Executing External Commands
The mail service has one serious problem: It has to execute system commands, which is always fraught with danger. If a hacker can run such a program with extended privileges, great harm can be done to the system. This is why I recommend lowering the service's rights, but this alone is not sufficient.

To prohibit system commands from execution, sendmail has to be made to work through a secure command interpreter. For this purpose, the smrsh program was developed. The program curtails sharply the number of commands that can be run by sendmail, improving the overall security of the system. The easiest way to make the mail service use this command interpreter is to add the following line to the sendmail.mc file:

FEATURE('smrsh', '\user\bin\smrsh')

Here, in parentheses, the following two parameters are specified: the name of the command interpreter and the directory, in which it is located. Make sure that this is where the command interpreter is located in your system; otherwise, change the path.

By default, the smrsh interpreter executes commands from the /usr/adm/sm.bin directory. It will not run programs from different directories. If there are only secure programs in the /usr/adm/sm.bin directory, your system will be less vulnerable.

Trusted Users
The sendmail service allows a list of users to be created that are trusted to send messages without warnings. This list is saved in the /etc/mail/trusted-users file. I do not recommend entering real users into this list.

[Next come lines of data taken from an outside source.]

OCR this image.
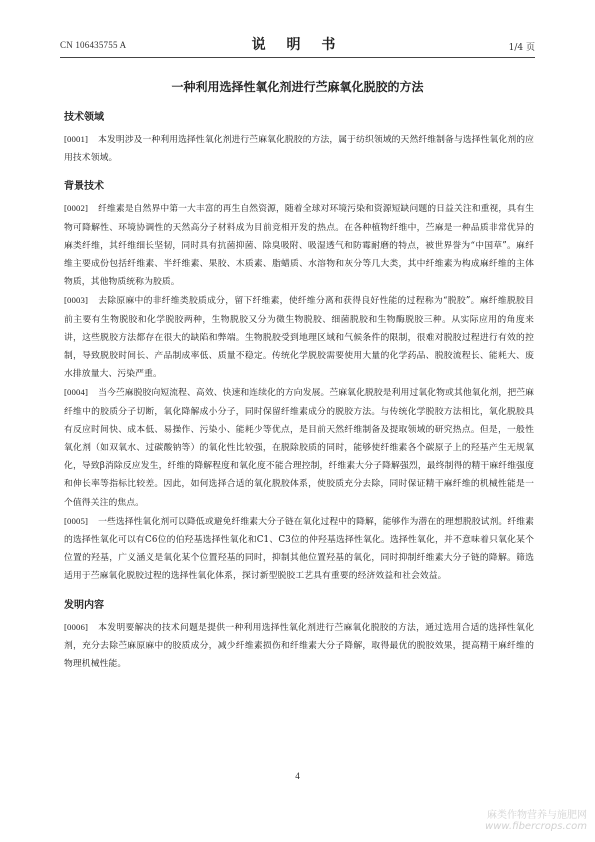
CN 106435755 A	说 明 书	1/4 页
一种利用选择性氧化剂进行苎麻氧化脱胶的方法
技术领域

[0001] 本发明涉及一种利用选择性氧化剂进行苎麻氧化脱胶的方法，属于纺织领域的天然纤维制备与选择性氧化剂的应用技术领域。

背景技术

[0002] 纤维素是自然界中第一大丰富的再生自然资源，随着全球对环境污染和资源短缺问题的日益关注和重视，具有生物可降解性、环境协调性的天然高分子材料成为目前竞相开发的热点。在各种植物纤维中，苎麻是一种品质非常优异的麻类纤维，其纤维细长坚韧，同时具有抗菌抑菌、除臭吸附、吸湿透气和防霉耐磨的特点，被世界誉为“中国草”。麻纤维主要成份包括纤维素、半纤维素、果胶、木质素、脂蜡质、水溶物和灰分等几大类，其中纤维素为构成麻纤维的主体物质，其他物质统称为胶质。

[0003] 去除原麻中的非纤维类胶质成分，留下纤维素，使纤维分离和获得良好性能的过程称为“脱胶”。麻纤维脱胶目前主要有生物脱胶和化学脱胶两种，生物脱胶又分为微生物脱胶、细菌脱胶和生物酶脱胶三种。从实际应用的角度来讲，这些脱胶方法都存在很大的缺陷和弊端。生物脱胶受到地理区域和气候条件的限制，很难对脱胶过程进行有效的控制，导致脱胶时间长、产品制成率低、质量不稳定。传统化学脱胶需要使用大量的化学药品、脱胶流程长、能耗大、废水排放量大、污染严重。

[0004] 当今苎麻脱胶向短流程、高效、快速和连续化的方向发展。苎麻氧化脱胶是利用过氧化物或其他氧化剂，把苎麻纤维中的胶质分子切断，氧化降解成小分子，同时保留纤维素成分的脱胶方法。与传统化学脱胶方法相比，氧化脱胶具有反应时间快、成本低、易操作、污染小、能耗少等优点，是目前天然纤维制备及提取领域的研究热点。但是，一般性氧化剂（如双氧水、过碳酸钠等）的氧化性比较强，在脱除胶质的同时，能够使纤维素各个碳原子上的羟基产生无规氧化，导致β消除反应发生，纤维的降解程度和氧化度不能合理控制，纤维素大分子降解强烈，最终制得的精干麻纤维强度和伸长率等指标比较差。因此，如何选择合适的氧化脱胶体系，使胶质充分去除，同时保证精干麻纤维的机械性能是一个值得关注的焦点。

[0005] 一些选择性氧化剂可以降低或避免纤维素大分子链在氧化过程中的降解，能够作为潜在的理想脱胶试剂。纤维素的选择性氧化可以有C6位的伯羟基选择性氧化和C1、C3位的仲羟基选择性氧化。选择性氧化，并不意味着只氧化某个位置的羟基，广义涵义是氧化某个位置羟基的同时，抑制其他位置羟基的氧化，同时抑制纤维素大分子链的降解。筛选适用于苎麻氧化脱胶过程的选择性氧化体系，探讨新型脱胶工艺具有重要的经济效益和社会效益。

发明内容

[0006] 本发明要解决的技术问题是提供一种利用选择性氧化剂进行苎麻氧化脱胶的方法，通过选用合适的选择性氧化剂，充分去除苎麻原麻中的胶质成分，减少纤维素损伤和纤维素大分子降解，取得最优的脱胶效果，提高精干麻纤维的物理机械性能。

4
麻类作物营养与施肥网
www.fibercrops.com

But the file can be useful under certain circumstances. You can add the Apache user to it to allow letters to be sent from Web scripts.

DoS Attacks
Mail servers are often subjected to DoS attacks because they have to accept connections from any users to service the mailboxes. Consequently, ports 25 and 110 are, most often, publicly available.

The sendmail service can be made more secure against DoS attacks by properly setting the following parameters:

MaxDaemonChildren — This parameter sets the maximum number of simultaneous processes. It can be used to protect the processor from excessive workloads. Its default value is 12. This value can be set higher for a more powerful processor to use its resources more effectively. For a less powerful processor, the value can be lowered.

ConnectionRateThrottle — This parameter specifies the maximum number of connections per second per daemon. By default, the value of this parameter is 3. It should not be raised unless you are certain that your server can handle the increased number of connections.